WASHINGTON _ For a minute, Beto O'Rourke looked like a politician who could win by losing.
In the weeks after his defeat in last year's Texas Senate race, "Draft Beto" presidential efforts took shape. Early-state Democratic activists pined for visits from the outgoing congressman, whose statewide campaign had electrified liberals across the country. And the comparisons to President Barack Obama spread, as the ex-president himself mentioned O'Rourke approvingly.
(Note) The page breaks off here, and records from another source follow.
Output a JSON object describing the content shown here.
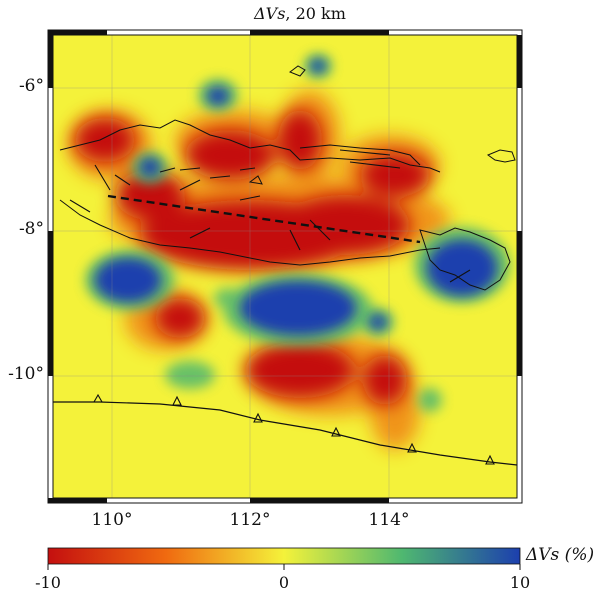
{
  "title": {
    "symbol": "ΔVs",
    "text": ", 20 km"
  },
  "map": {
    "projection": "lon-lat",
    "lon_range": [
      109.3,
      115.6
    ],
    "lat_range": [
      -11.8,
      -5.3
    ],
    "lon_ticks": [
      "110°",
      "112°",
      "114°"
    ],
    "lat_ticks": [
      "-6°",
      "-8°",
      "-10°"
    ],
    "background_color": "#f4f23a",
    "anomaly_colors": {
      "slow": "#c40f0f",
      "mid_slow": "#f06a10",
      "neutral": "#f4f23a",
      "mid_fast": "#4fb870",
      "fast": "#1c3fae"
    },
    "features": {
      "coastlines": "Java, Madura, Bali",
      "faults": "black line segments",
      "dashed_line": "approx. -7.5° to -8.1° across Java",
      "trench": "Java Trench, triangle markers"
    }
  },
  "colorbar": {
    "label": "ΔVs (%)",
    "min_label": "-10",
    "mid_label": "0",
    "max_label": "10",
    "min": -10,
    "max": 10,
    "colors": [
      "#c40f0f",
      "#f06a10",
      "#f4f23a",
      "#4fb870",
      "#1c3fae"
    ]
  }
}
But now, as the contours of the Democratic presidential field emerge and O'Rourke faces growing scrutiny, some Democrats say the early excitement is dissipating. Should O'Rourke run for president in 2020 _ he told television star Oprah Winfrey on Tuesday he's "been thinking" about it and would make a decision by the end of the month _ he will face a vastly different environment, not only compared to Obama's 2008 presidential campaign, but also compared to his own Senate race.
"He's kind of a house of cards," said Jess Morales Rocketto, a Democratic operative who worked on Hillary Clinton's 2016 presidential campaign. "When you're running against Ted Cruz for Senate, it's really easy to come out the victor in public opinion."
In a contest for his party's nomination, O'Rourke would confront not Cruz _ a hero to conservatives, an archvillain to Democrats _ but a growing list of credentialed Democratic candidates. Many of O'Rourke's potential rivals have more experience (Joe Biden), stronger connections to the Democratic Party's diverse base (Kamala Harris, Cory Booker), and tighter bonds with the party's increasingly vocal liberal wing (Elizabeth Warren, Bernie Sanders) than he does. And many have been organizing in the early states for weeks if not months.
Whether O'Rourke _ who as a Senate candidate eschewed a pollster, and for the most part, negative campaigning _ could compete with those contenders without losing the energy and authenticity that powered his Senate bid is his central challenge if he runs for president, according to more than a dozen Democratic operatives, activists and strategists from early-voting presidential primary states and Washington, D.C.
"Can what worked when people who had given him a strong look because it was Beto versus Ted Cruz, can that same strategy that was in play there work when it's Beto versus a field of 20 Democrats, who share similar views and include a number of people who are very charismatic?" said former South Carolina Gov. Jim Hodges. "That's his challenge."